I stopped thinking, having reached Bill and Porniarsk. They were still looking down at the village. I looked down, too, and, to my surprise, saw it populated and busy. Black, furry, apelike figures were visible all through its streets and moving in and out of the dome-shaped houses. Most, in fact, seemed to be busy with whatever objects they had under the porch-like roofs before the entrances of their buildings. But a fair number were visible simply sitting in the dust, singly or in pairs, doing nothing; and a small group were in transit from one spot to another.
They were within easy rifle shot of where we stood, and the three of us must have been plainly visible to them; but they paid us no attention whatsoever.
“What the hell?” I said. “Is that the same tribe that hit us just now?”
“Yes,” said Bill.
I looked at him and waited for him to go on, but he nodded at Porniarsk instead.
“Let him tell you.”
Porniarsk creaked his head around to look sideways and up at me.
“They’re experimental animals,” Porniarsk said, “from a time less than a hundred years ahead of that you were in originally when the time storm reached you.”
“You knew about them?” The thought of Waite made my throat tight. “You knew about them waiting to kill us, and you didn’t warn us?”
“I knew only they were experimental animals,” said Porniarsk. “Apparently part of their conditioning is to attack. But if the attack fails, they go back to other activities.”

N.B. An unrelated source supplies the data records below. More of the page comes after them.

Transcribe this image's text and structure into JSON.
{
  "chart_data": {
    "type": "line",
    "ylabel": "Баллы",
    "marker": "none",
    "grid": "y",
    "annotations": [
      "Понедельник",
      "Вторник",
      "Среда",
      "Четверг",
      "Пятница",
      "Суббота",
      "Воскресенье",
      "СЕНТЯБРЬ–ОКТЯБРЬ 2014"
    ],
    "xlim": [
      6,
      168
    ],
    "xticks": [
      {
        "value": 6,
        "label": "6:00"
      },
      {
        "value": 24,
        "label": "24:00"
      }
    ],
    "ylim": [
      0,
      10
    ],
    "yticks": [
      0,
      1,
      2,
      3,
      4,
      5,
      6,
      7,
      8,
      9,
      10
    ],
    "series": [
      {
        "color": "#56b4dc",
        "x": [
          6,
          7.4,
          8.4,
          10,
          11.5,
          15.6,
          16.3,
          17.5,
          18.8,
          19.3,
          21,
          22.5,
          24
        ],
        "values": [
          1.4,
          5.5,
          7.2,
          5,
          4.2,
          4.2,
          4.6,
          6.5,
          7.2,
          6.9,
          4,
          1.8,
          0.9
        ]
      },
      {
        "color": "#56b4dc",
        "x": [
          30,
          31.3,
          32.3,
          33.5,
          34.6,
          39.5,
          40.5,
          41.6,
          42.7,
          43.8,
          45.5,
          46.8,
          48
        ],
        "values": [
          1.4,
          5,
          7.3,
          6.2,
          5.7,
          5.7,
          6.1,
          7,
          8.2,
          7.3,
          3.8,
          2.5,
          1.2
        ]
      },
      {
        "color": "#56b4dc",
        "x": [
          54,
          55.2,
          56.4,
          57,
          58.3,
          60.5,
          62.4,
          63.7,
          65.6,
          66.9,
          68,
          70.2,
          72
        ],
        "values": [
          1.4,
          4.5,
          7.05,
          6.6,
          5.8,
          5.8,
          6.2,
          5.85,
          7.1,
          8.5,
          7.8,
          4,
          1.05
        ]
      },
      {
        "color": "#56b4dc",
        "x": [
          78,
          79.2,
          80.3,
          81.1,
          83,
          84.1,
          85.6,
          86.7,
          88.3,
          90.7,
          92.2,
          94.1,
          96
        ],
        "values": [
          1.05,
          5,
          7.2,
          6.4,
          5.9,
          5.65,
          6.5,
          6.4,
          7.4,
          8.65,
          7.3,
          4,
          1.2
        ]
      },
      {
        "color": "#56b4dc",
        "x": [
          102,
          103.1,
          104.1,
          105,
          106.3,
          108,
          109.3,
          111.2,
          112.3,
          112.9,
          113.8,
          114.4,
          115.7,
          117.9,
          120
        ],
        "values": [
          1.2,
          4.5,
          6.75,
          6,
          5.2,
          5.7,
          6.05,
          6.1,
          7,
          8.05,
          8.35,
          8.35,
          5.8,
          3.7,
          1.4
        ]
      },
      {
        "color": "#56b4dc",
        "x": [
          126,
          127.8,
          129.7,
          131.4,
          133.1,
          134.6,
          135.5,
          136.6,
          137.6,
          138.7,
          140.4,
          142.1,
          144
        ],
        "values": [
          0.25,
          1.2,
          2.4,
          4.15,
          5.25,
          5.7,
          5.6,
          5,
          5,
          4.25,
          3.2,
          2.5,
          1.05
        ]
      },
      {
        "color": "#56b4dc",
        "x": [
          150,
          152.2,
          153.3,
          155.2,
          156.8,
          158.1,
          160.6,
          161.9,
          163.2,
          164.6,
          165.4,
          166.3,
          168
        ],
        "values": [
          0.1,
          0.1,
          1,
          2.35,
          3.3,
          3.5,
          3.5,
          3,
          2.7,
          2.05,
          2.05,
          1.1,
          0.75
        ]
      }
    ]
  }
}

“It could be...” said Bill slowly and thoughtfully, “it could be their attack reflex was established to be used against animals, instead of the people of the time that set them up here; and they just didn’t recognize us as belonging to the people level, as they’d been trained to recognize it.”
“It’s possible,” said Porniarsk. “And then, if they attacked and failed, they might be conditioned to stop attacking, as a fail-safe reflex.”

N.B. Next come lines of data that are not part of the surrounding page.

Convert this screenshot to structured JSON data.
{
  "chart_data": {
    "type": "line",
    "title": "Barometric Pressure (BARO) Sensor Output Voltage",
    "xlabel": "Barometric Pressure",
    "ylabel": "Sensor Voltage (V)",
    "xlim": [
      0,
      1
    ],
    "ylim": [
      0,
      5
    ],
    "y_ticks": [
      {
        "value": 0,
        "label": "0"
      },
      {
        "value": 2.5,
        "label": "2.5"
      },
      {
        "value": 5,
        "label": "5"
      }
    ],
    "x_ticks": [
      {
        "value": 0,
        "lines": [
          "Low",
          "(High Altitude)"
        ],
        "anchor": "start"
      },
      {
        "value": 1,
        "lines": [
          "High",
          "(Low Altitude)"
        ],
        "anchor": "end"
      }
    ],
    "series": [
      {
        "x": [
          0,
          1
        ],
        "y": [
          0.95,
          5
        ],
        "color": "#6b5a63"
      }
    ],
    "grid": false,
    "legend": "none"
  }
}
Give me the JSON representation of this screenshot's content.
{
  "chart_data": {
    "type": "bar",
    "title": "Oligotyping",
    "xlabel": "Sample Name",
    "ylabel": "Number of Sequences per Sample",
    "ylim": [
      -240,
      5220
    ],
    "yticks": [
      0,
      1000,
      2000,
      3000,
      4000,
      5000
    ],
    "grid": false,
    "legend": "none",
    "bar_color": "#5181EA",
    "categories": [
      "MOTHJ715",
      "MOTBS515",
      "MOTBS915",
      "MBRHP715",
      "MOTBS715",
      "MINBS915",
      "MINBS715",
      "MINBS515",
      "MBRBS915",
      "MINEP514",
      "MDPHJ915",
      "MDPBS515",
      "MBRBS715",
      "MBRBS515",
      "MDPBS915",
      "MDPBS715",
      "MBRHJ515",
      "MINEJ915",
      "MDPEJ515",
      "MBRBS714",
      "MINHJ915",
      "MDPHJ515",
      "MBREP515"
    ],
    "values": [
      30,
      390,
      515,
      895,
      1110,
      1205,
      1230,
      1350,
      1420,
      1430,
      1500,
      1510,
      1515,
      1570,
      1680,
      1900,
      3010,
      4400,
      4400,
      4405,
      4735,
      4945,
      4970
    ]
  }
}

“That’s damned cool of the both of you,” I said, my throat free again. “Waite’s dead and you’re holding a parlor discussion on the reasons.”
Bill looked at me, concerned.
“All right, all right,” I said. “Forget I said that. I’m still a little shook up from all this. So, they’re experimental animals down there, are they?”

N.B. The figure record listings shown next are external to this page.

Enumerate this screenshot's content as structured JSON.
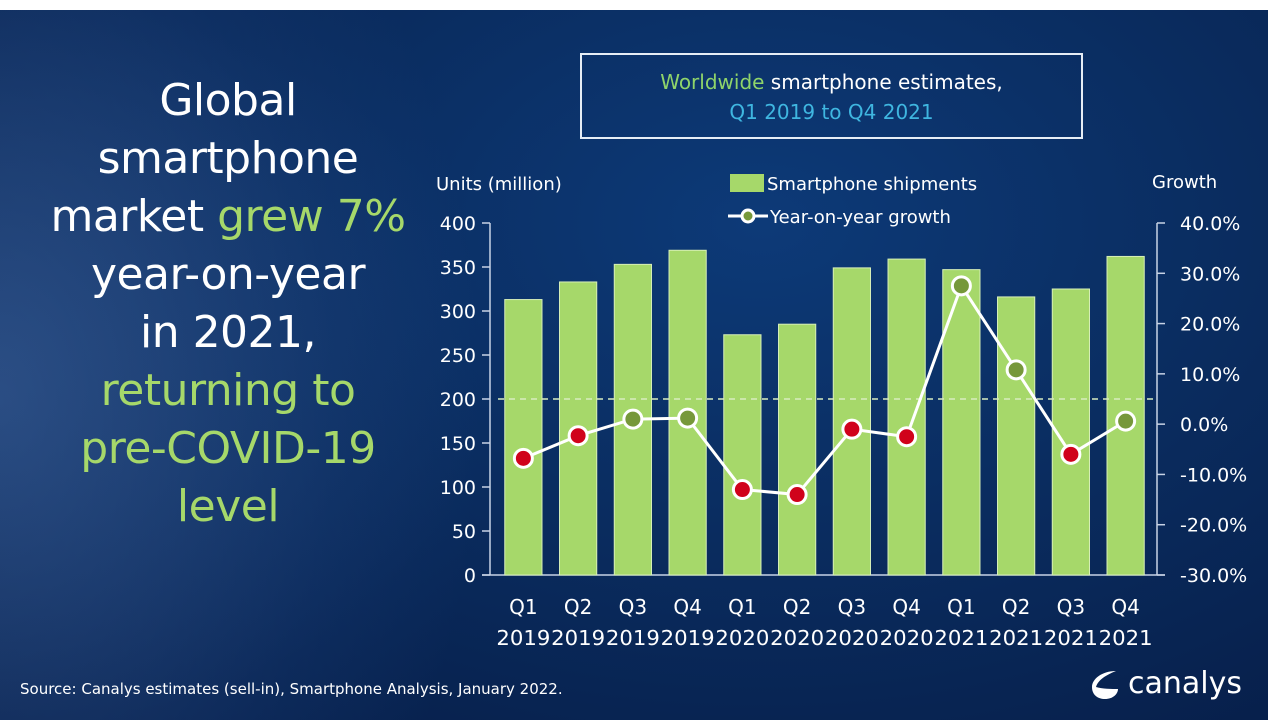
{
  "headline": {
    "line1": "Global",
    "line2": "smartphone",
    "line3a": "market ",
    "line3b": "grew 7%",
    "line4": "year-on-year",
    "line5": "in 2021,",
    "line6": "returning to",
    "line7": "pre-COVID-19",
    "line8": "level"
  },
  "title_box": {
    "highlight": "Worldwide",
    "rest": " smartphone estimates,",
    "line2": "Q1 2019 to Q4 2021"
  },
  "source": "Source: Canalys estimates (sell-in), Smartphone Analysis, January 2022.",
  "logo": "canalys",
  "colors": {
    "bar": "#a6d86a",
    "negative_point": "#d0021b",
    "positive_point": "#76983a",
    "line": "#ffffff"
  },
  "chart_data": {
    "type": "bar",
    "ylabel": "Units (million)",
    "y2label": "Growth",
    "categories": [
      [
        "Q1",
        "2019"
      ],
      [
        "Q2",
        "2019"
      ],
      [
        "Q3",
        "2019"
      ],
      [
        "Q4",
        "2019"
      ],
      [
        "Q1",
        "2020"
      ],
      [
        "Q2",
        "2020"
      ],
      [
        "Q3",
        "2020"
      ],
      [
        "Q4",
        "2020"
      ],
      [
        "Q1",
        "2021"
      ],
      [
        "Q2",
        "2021"
      ],
      [
        "Q3",
        "2021"
      ],
      [
        "Q4",
        "2021"
      ]
    ],
    "series": [
      {
        "name": "Smartphone shipments",
        "type": "bar",
        "axis": "left",
        "values": [
          313,
          333,
          353,
          369,
          273,
          285,
          349,
          359,
          347,
          316,
          325,
          362
        ]
      },
      {
        "name": "Year-on-year growth",
        "type": "line",
        "axis": "right",
        "values": [
          -6.8,
          -2.3,
          1.0,
          1.2,
          -13.0,
          -14.0,
          -1.0,
          -2.5,
          27.5,
          10.8,
          -6.0,
          0.6
        ]
      }
    ],
    "ylim": [
      0,
      400
    ],
    "yticks": [
      "0",
      "50",
      "100",
      "150",
      "200",
      "250",
      "300",
      "350",
      "400"
    ],
    "y2lim": [
      -30,
      40
    ],
    "y2ticks": [
      "-30.0%",
      "-20.0%",
      "-10.0%",
      "0.0%",
      "10.0%",
      "20.0%",
      "30.0%",
      "40.0%"
    ],
    "reference_line_left_units": 200,
    "legend_placement": "top-center"
  }
}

“Yes,” said Porniarsk, “experimental animals, created by genetic engineering to test certain patterns of behavior. Up there on the height behind their community is the laboratory building from which they were observed and studied. The equipment in that structure that was designed for working with this problem is equipment that, with some changes and improvements, may be able to aid in controlling the effects of the time storm, locally.”
Bill was staring straight at me. His face was calm, but I could hear the excitement under the level note he tried to speak in.
“Let’s take a look, Marc.”
“All right,” I said. “As soon as the pickup comes back, we’ll go get a jeep and try that long slope on the right of the peak.”